Tüm varlığını sevdiklerinin önüne serebilen, sevdiklerine hizmeti nimet bilen, başkası olmadan başkası için olmanın iştiyakı içinde kalbi sevgi ile dolu olan insan; maddî imkânları kıt olsa da, zengindir. Buna mukabil, geniş imkânlara sahip olmasına rağmen, kendinden hiçbir şey vermeyen, hiçbir fedakârlıkta bulunamayan, hep biriktiren bünye, hem yoksul hem “ölü”dür. Siz siz olun, bu tür insanlardan uzak durun; çünkü kendileri batarken sizi de dibe çekerler.
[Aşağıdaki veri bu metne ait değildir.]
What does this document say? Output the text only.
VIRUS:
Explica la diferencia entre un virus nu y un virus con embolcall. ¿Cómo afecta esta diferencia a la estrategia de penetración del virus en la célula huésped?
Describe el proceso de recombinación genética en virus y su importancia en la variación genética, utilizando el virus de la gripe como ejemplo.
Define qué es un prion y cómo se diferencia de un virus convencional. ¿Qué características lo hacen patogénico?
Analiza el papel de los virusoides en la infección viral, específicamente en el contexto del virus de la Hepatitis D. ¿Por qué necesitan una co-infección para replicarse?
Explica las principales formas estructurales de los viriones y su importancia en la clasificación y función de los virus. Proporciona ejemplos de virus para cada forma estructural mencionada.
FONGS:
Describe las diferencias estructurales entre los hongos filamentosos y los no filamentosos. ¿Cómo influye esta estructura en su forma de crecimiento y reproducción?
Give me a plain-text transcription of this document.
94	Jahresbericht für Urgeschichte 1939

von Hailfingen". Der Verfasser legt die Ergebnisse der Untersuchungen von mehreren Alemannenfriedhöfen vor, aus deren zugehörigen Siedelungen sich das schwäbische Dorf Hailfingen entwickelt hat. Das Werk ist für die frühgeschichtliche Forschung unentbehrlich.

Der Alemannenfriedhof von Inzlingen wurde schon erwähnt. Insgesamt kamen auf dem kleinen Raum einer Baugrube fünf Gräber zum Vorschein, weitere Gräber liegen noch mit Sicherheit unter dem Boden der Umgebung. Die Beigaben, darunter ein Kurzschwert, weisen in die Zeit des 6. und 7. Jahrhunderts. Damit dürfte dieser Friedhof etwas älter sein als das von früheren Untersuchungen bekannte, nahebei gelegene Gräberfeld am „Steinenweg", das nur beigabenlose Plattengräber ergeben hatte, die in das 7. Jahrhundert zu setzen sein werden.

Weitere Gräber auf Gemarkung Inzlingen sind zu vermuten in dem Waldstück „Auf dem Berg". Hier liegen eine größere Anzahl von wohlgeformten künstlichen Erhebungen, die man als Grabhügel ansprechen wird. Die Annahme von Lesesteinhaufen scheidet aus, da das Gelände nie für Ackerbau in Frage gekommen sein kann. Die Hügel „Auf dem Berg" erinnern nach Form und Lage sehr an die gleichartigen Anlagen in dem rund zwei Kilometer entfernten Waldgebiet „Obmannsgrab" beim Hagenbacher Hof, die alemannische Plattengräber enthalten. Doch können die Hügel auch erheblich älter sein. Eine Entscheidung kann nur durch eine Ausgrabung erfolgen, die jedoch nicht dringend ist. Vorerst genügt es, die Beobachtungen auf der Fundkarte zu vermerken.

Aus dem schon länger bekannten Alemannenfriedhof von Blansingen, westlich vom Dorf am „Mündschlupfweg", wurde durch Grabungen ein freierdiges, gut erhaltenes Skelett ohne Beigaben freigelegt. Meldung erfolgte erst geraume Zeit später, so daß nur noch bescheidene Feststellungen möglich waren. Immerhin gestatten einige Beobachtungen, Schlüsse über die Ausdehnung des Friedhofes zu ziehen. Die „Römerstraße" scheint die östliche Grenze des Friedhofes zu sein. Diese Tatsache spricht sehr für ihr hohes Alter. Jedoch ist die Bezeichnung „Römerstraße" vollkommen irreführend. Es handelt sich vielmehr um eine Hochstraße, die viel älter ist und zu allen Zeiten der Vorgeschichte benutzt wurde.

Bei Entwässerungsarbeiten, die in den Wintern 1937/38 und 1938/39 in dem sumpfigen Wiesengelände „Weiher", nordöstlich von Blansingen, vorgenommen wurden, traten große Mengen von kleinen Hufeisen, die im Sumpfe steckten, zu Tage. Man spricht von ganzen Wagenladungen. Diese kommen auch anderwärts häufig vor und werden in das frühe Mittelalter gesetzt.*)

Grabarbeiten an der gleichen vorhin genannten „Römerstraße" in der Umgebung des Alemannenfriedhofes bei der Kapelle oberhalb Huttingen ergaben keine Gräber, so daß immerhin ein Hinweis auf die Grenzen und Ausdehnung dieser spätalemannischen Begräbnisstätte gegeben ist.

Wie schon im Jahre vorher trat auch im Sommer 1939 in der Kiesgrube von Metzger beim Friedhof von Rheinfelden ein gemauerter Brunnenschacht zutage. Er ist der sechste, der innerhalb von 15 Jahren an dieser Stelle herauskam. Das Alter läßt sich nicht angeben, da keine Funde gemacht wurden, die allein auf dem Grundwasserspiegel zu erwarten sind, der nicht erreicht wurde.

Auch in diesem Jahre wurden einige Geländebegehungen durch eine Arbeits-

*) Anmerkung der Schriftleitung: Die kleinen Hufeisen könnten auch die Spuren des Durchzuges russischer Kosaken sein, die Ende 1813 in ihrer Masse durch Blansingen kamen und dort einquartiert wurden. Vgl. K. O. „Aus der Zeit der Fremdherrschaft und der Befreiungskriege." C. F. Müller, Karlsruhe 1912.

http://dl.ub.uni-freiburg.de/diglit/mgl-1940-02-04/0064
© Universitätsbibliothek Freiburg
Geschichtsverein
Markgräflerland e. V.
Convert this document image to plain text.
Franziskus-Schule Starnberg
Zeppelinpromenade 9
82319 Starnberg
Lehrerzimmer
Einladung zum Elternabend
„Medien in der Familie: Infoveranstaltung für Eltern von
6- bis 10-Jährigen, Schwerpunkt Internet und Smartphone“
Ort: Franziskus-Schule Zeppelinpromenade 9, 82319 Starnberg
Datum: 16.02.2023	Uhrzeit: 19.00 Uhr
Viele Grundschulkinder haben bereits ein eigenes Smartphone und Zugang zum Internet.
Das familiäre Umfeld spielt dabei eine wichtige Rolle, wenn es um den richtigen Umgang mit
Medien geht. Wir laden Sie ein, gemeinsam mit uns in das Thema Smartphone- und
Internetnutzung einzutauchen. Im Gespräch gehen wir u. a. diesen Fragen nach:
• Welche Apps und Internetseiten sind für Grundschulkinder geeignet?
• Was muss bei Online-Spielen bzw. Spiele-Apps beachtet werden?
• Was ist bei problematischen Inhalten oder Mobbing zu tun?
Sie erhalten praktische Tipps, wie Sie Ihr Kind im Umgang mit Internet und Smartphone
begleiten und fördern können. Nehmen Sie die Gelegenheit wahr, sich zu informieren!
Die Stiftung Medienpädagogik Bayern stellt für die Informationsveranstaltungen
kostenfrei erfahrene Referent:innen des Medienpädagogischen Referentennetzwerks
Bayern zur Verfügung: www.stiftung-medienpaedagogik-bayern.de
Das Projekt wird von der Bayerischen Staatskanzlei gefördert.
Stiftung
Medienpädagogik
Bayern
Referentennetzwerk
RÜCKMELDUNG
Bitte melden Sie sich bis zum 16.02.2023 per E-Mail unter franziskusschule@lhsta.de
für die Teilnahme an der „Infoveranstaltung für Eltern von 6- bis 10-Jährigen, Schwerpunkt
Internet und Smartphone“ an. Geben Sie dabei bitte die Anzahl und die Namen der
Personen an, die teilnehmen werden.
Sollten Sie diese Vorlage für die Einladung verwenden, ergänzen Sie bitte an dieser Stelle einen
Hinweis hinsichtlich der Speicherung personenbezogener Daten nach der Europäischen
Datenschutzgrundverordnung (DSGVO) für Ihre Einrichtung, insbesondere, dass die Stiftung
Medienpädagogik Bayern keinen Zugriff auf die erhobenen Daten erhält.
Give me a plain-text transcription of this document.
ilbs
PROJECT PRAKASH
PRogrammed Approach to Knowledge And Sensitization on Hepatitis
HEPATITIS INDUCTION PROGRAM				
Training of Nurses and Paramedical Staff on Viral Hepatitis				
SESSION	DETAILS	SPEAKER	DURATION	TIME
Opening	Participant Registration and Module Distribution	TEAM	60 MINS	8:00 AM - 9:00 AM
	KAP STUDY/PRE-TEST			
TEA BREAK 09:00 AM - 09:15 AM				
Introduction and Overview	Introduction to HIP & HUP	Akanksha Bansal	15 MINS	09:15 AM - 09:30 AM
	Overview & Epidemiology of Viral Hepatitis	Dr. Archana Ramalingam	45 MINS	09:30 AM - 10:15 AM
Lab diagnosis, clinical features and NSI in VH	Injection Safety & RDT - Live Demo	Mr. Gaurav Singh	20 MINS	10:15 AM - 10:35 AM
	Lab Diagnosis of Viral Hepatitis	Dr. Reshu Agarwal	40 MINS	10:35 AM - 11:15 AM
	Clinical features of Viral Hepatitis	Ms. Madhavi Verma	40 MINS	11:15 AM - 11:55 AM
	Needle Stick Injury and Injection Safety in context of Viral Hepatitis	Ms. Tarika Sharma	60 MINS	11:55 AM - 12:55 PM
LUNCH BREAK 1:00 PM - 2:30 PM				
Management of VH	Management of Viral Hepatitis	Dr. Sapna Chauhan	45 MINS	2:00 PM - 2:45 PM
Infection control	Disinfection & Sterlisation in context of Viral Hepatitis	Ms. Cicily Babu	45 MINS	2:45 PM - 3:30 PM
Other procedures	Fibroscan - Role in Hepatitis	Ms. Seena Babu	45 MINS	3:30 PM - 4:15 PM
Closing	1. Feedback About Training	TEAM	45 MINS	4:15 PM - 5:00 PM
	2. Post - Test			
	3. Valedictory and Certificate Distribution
Bu bağlamda, sömüren ve biriktiren yapısıyla, kendi uzuvlarını yiyerek beslenen Batı toplumu özü itibariyle ölü bir toplumdur.                                                                                     

***

Eşyanın hakikatini bilmek, eşyanın Rabb’in hangi ilâhî isminin hükmü altında olduğunu bilmekle olur. İnsan, kendisini uyaran ilâhî işareti bildiği nisbette kendini bilecek, kendini bildiği nisbette de Rabb’ini bilecektir. Aksi takdirde eşyaya hakkedilmiş ilâhî sır, sonsuza kadar saklı kalır, siz de “o şeyi değil, o şey hakkında söylenenler”i bilmekle avunursunuz.

***

“Bilgi tek, çokluk bilendedir.” Ve “keşfi olmayanın bilgisi de yoktur” buyuruyor İbni Arabî Hazretleri. Oysa evrensel olduğu iddiasıyla, tek “doğru” olarak dayatılan modern aklın ürünü bilgi; hem keşfî olmaktan uzak, hem istikrarsız, hem fakir... Zira en basit bir “aynılığın” doğrulanması ve kesinlik kazanması bile, zaruri biçimde birbirini davet eden zincirleme bir teyide ve bunların sonsuz bir zeminde birbirinin üstüne binmesiyle elde edilen bilgiye bağlı. Dahası, bu bilginin üretildiği zemin, delil yokluğunu yokluğa delil sayan, dolayısıyla bugün söylediğini yarın inkâr eden; yanlışın kendi doğrularını doğurduğu bir zemin. Oysa İbda Diyalektiği’nden de biliyoruz ki, “Doğru düşünce olmadan doğru düşünce faaliyeti de olmaz.” Dolayısıyla, iyi-doğru ve güzelin kendisine nisbet edileceği “epistemolojik bütün”; hem doğru düşünceyi doğru düşünce faaliyetiyle sonsuza kadar kesiştiren kodları temin etmeli, hem eşya ve hadiselerin teshirinde tam bir tanıma sağlamalıdır. Ve behemehâl “Mutlak Fikir”den hareketle temellendirilmiş olmalıdır. Zira “iş”in ruhî yönünü göz ardı eden, sadece beş duyuya dayanan akılcı bilgi tam bir tanıma sağlamaz, varlığı (eşyanın hakikatini) yalnızca ölü kabukları itibariyle tanıtır.  Dolayısıyla tanıyan özneyle tanınan nesneyi karşı karşıya getiren bu bilme biçiminde varlığı bulunduğu hâl üzere kavramak imkânsızdır.